[Date Prev][Date Next][Thread Prev][Thread Next][Date Index][Thread Index]
Re: ::scr Marketing, Spam, Whatever
On Fri, 26 Oct 2001, Simon Batistoni wrote:
> that's okay, because being tech-savvy and web-experienced means we
> have a fair amount of experience in spotting a marketing link as
> opposed to general information, and we tend to filter accordingly.
I think this is true, to the extent that we forget what some people don't
know about using the web.
I've had my mum staying at my place for a few weeks. She's not completely
clueless when it comes to computers. She can pretty much manage, but her
knowledge is patchy. For example, she knows that you can tab between form
fields in web pages. But one day I came home when she was using Hotmail to
write some email. She said, "there was this thing at the top of the screen
that said there was a new message from James. I don't know anyone called
James." I explained that it was an advert. But without someone to explain
it, she probably would've clicked through.
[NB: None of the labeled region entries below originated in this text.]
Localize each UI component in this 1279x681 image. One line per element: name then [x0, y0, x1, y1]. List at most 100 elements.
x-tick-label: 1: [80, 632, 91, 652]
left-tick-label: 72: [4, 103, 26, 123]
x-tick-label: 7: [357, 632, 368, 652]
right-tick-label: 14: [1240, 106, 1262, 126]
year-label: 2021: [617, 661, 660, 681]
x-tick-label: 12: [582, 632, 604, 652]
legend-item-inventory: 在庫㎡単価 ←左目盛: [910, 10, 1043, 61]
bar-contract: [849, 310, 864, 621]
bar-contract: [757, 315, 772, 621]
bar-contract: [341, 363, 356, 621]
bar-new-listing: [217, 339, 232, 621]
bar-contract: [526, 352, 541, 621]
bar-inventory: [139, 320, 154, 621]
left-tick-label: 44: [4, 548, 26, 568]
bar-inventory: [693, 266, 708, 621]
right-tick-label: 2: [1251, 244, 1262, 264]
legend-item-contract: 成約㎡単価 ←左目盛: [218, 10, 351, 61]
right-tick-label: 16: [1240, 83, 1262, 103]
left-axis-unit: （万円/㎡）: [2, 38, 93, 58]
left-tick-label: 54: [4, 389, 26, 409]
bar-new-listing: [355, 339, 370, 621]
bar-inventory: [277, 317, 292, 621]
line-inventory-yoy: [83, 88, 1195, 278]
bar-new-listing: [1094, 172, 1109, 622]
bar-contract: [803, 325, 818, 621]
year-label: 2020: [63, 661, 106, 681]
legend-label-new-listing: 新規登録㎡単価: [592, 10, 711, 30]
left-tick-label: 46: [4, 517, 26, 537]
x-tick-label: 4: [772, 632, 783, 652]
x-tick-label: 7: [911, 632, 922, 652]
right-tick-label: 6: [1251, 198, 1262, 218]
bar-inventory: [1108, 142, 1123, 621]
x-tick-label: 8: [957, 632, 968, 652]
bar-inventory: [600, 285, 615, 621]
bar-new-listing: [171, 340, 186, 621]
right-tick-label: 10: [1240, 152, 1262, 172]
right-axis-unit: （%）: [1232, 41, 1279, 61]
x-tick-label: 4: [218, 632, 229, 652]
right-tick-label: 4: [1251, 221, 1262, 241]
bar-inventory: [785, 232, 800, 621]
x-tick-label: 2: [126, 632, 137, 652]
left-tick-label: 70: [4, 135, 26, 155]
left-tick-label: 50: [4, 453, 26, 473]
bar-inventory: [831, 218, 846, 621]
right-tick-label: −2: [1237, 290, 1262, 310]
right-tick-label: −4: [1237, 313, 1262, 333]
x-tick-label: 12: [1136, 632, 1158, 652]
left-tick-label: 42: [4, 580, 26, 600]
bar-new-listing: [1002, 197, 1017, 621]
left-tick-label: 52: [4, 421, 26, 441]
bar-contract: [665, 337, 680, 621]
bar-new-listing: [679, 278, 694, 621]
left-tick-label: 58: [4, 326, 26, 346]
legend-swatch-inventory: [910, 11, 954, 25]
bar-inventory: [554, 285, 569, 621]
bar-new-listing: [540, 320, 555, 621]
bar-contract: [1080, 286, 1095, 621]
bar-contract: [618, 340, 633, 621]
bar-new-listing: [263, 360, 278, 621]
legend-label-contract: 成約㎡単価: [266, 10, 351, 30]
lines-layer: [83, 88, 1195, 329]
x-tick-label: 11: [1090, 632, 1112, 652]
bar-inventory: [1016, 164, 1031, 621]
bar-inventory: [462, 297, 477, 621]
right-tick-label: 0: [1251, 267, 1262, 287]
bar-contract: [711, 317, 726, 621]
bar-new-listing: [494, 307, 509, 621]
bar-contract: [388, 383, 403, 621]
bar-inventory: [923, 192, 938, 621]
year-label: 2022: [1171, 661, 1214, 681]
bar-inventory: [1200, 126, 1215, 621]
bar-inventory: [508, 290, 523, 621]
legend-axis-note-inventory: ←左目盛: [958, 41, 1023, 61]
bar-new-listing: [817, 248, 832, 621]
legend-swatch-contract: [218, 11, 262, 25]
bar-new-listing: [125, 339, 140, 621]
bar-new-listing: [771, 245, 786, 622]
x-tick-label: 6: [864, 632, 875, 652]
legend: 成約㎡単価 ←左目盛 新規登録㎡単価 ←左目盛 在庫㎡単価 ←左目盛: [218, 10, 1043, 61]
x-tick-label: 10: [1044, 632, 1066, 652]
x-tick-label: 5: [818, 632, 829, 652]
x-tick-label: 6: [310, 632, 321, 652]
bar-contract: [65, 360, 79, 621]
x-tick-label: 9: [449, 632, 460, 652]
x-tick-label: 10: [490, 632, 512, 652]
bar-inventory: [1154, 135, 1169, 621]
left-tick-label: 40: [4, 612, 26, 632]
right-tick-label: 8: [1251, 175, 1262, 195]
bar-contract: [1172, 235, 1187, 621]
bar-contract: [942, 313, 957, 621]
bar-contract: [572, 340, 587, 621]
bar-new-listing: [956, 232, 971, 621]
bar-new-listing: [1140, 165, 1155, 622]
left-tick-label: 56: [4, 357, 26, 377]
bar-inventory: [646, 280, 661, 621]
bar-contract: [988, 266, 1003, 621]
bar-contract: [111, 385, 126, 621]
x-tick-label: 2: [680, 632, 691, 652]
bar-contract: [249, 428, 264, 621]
To me, that sort of advertising is pretty evil. They know you're on a
webmail site; they know that some of the people using it are going to be
newbies. So advertising a messaging service there, in the form that
mimicks a message service, has a pretty high chance of deceiving a newbie
to click through.
> You don't notice the Google side boxes because you're concentrating on
> the results. You don't notice banner ads because you're concentrating
> on the page content.
There's this thing they talk about in Cognitive Psychology called 'locus
of attention'; its relation to HCI is discussed at length in a wonderful
book by Jef Raskin called 'The Human Interface'. The basic idea is that
people can only hold one particular task at a time in their conscious
attention. He uses terms like cognitive conscious and cognitive
unconscious to explain this - we background certain things but really do
tend to 'tunnel' on one only.
I can imagine a bunch of people on this list saying 'bollox' to that, but
he argues the point very well, and I can only encourage you to go and read
it. I'd, er, try and repeat the argument here, but my copy went wandering
and I have the memory of a goldfish.
I should probably get another one. Book, that is.
Aaaanyway, my point is that Simon's right - you really only concentrate on
one thing at once.
If the advertising is closely related to the user's task (or appears to be
related) it could well achieve higher clickthrough rates.
> But marketing games are very successful, because the marketing is
> *fun*, and it's the reason you're at the page to start with. You don't
> notice you're being marketed to, and therefore don't put up walls
> against it.
Or even this - that you're concentrating on playing the game, and it's
fun. And you don't really care who made it or why. If the game's about,
say, football, and you're playing it cause you like football, and the
links at the end are to football sites, then you might click on
them. Whether it's advertising or not becomes less imporant.